The three-dimensional structures of the protein-protein complexes were taken from the database 3Dcomplex (Levy et al. 2006) from a precompiled non-redundant list (30% level) and from the Protein Data Bank. (Berman et al. 2000; Bernstein et al. 1977). The attention was limited to dimers, trimers, and tetramers because of the paucity of higher complexes. In order to emphasize the differences between homo- and hetero-oligomers, these complexes were considered to be homo-oligomeric if all their polypeptides chains (two for the dimmers, three for the tetramers, and four for the tetramers) were identical (percentage of sequence identity ≥90%); they were considered to be hetero-oligomeric if each of their polypeptide chains was different from the others (percentage of sequence identity ≤40%). It must be remembered that some of the quaternary status assignments might be wrong. However, this would cause an underestimation of the results presented in this article. The attention was limited to globular proteins, by rejecting membrane proteins with the THMM server (http://www.cbs.dtu.dk/services/TMHMM/; (Krogh et al. 2001)) and coiled-coils protein with the MULTICOIL2 software (Trigg et al. 2011). This was necessary to eliminated oligomers where the similarity between the protomers was implicit in their structural organizations. This resulted in an ensemble of 1837 homo-dimers, 232 homo-trimers, 554 homo-tetramers, 421 hetero-dimers, 107 hetero-trimers, and 38 hetero-tetramers (see Additional file 1).

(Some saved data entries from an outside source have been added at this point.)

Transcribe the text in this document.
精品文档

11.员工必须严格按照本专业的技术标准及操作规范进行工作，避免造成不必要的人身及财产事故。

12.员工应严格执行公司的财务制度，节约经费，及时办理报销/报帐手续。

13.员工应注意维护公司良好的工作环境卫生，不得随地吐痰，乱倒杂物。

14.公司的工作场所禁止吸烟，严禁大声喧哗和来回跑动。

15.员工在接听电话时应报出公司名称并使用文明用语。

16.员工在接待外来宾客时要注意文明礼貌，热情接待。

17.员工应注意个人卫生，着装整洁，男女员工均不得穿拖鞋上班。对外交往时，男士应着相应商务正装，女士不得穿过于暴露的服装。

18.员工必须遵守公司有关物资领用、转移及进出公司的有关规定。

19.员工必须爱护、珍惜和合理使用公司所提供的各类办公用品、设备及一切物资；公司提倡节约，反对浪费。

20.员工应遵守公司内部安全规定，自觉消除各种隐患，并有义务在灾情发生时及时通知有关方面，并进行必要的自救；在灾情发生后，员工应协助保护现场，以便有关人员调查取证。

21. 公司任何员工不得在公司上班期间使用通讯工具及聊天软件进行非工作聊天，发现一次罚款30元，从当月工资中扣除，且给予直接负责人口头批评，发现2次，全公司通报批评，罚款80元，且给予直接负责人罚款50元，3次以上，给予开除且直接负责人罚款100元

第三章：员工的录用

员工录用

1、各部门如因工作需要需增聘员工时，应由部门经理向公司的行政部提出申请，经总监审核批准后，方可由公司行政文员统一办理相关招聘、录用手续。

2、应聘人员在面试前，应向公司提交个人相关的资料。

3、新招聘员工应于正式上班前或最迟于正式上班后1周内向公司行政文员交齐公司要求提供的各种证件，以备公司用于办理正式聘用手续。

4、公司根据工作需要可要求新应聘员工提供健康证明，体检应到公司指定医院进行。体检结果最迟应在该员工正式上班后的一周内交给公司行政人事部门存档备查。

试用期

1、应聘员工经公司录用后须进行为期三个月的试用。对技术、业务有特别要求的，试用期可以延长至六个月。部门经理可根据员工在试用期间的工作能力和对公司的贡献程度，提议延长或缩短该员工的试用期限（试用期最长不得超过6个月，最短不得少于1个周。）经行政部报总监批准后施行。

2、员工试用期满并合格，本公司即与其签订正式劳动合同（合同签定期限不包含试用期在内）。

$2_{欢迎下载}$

In order to compare the levels of similarity of the structures of the protomers in oligomeric complexes with the levels of similarity between non-interacting protein pairs, it was necessary to build several, non-redundant control datasets. I followed two strategies.

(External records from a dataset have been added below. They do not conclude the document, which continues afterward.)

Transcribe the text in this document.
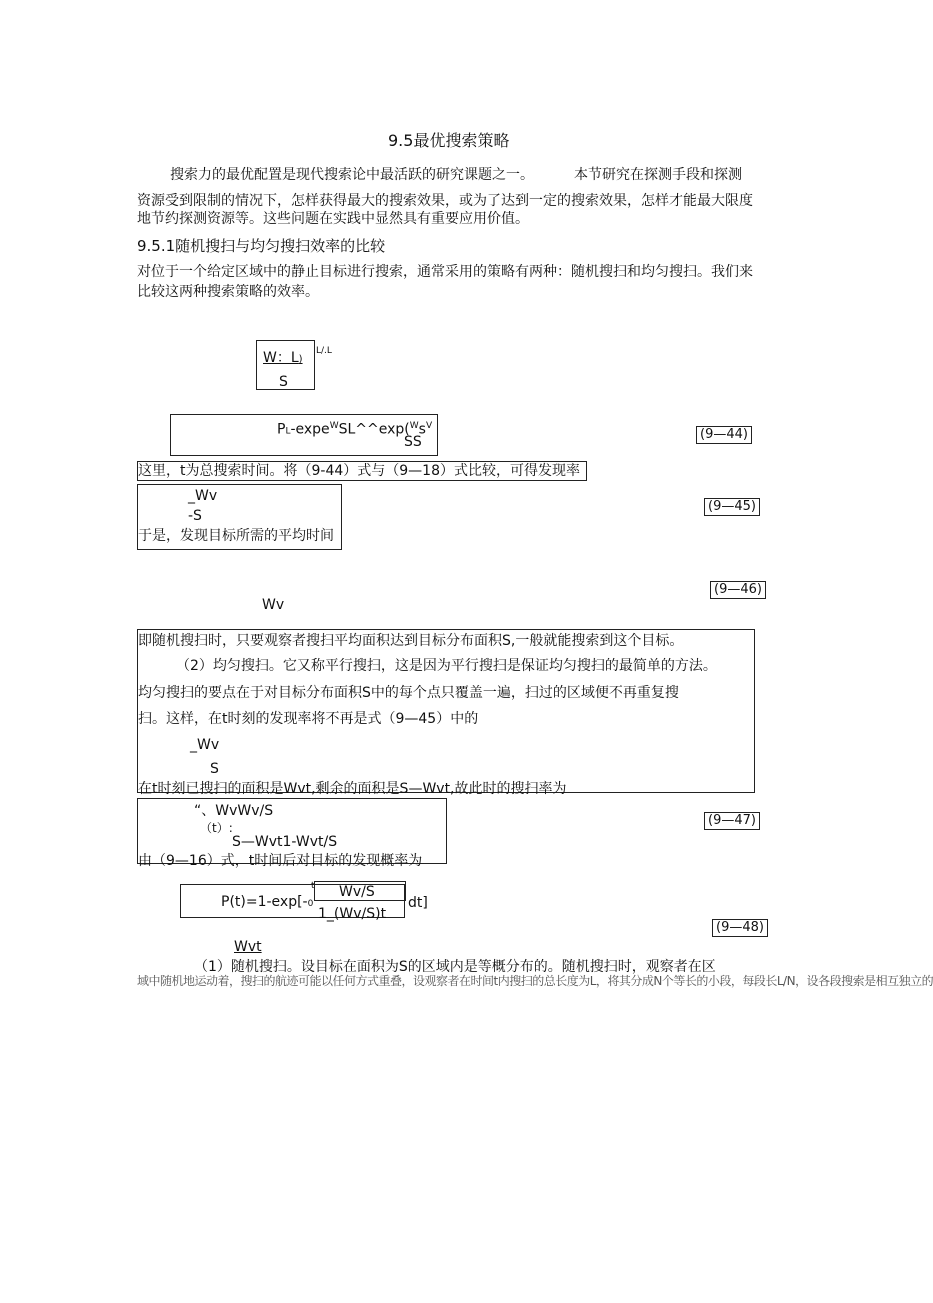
9.5最优搜索策略
搜索力的最优配置是现代搜索论中最活跃的研究课题之一。	本节研究在探测手段和探测
资源受到限制的情况下，怎样获得最大的搜索效果，或为了达到一定的搜索效果，怎样才能最大限度
地节约探测资源等。这些问题在实践中显然具有重要应用价值。
9.5.1随机搜扫与均匀搜扫效率的比较
对位于一个给定区域中的静止目标进行搜索，通常采用的策略有两种：随机搜扫和均匀搜扫。我们来
比较这两种搜索策略的效率。
W：L)
S
L/.L
$PL-\exp e^WSL\^{}\^{}\exp(^Ws^V$
SS	(9—44)
这里，t为总搜索时间。将（9-44）式与（9—18）式比较，可得发现率
_Wv
-S
于是，发现目标所需的平均时间
(9—45)
(9—46)
Wv
即随机搜扫时，只要观察者搜扫平均面积达到目标分布面积S,一般就能搜索到这个目标。
（2）均匀搜扫。它又称平行搜扫，这是因为平行搜扫是保证均匀搜扫的最简单的方法。
均匀搜扫的要点在于对目标分布面积S中的每个点只覆盖一遍，扫过的区域便不再重复搜
扫。这样，在t时刻的发现率将不再是式（9—45）中的
_Wv
S
在t时刻已搜扫的面积是Wvt,剩余的面积是S—Wvt,故此时的搜扫率为
“、WvWv/S
（t）:
S—Wvt1-Wvt/S
由（9—16）式，t时间后对目标的发现概率为
(9—47)
P(t)=1-exp[-0
t Wv/S
1_(Wv/S)t
dt]
(9—48)
Wvt
（1）随机搜扫。设目标在面积为S的区域内是等概分布的。随机搜扫时，观察者在区
域中随机地运动着，搜扫的航迹可能以任何方式重叠，设观察者在时间t内搜扫的总长度为L，将其分成N个等长的小段，每段长L/N，设各段搜索是相互独立的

The first strategy was based on the assumption that a polypeptide chain found in a hetero-oligomeric complex does not interact with a protein chain found in a homo-oligomeric complex. Therefore I took (arbitrarily) the first chain in each hetero-oligomeric complex and the first chain in each homo-oligomeric complex and randomly build six ensembles of pairs of protein structures; each pair is formed by a hetero- and a homo-oligomeric protein chain; and each of the six ensembles contains 1,000 pairs of structures. These datasets were named “Random set 1”, “Random set 2” etc.

The second strategy was based on the assumption that monomeric proteins do not interact with other monomeric proteins to form stable complexes. Therefore, all monomeric proteins (according to the quaternary status annotation of the Protein Data Bank) were downloaded from the Protein Data Bank (Berman et al. 2000; Bernstein et al. 1977). The redundancy was reduced to a percentage of pairwise sequence identity lower than 40% with CD-HIT (Fu et al. 2012). Six datasets of pairs of monomeric proteins were randomly, each with 1,000 pairs of protein structures. These datasets were named “Monomer set 1”, “Monomer set 2” etc.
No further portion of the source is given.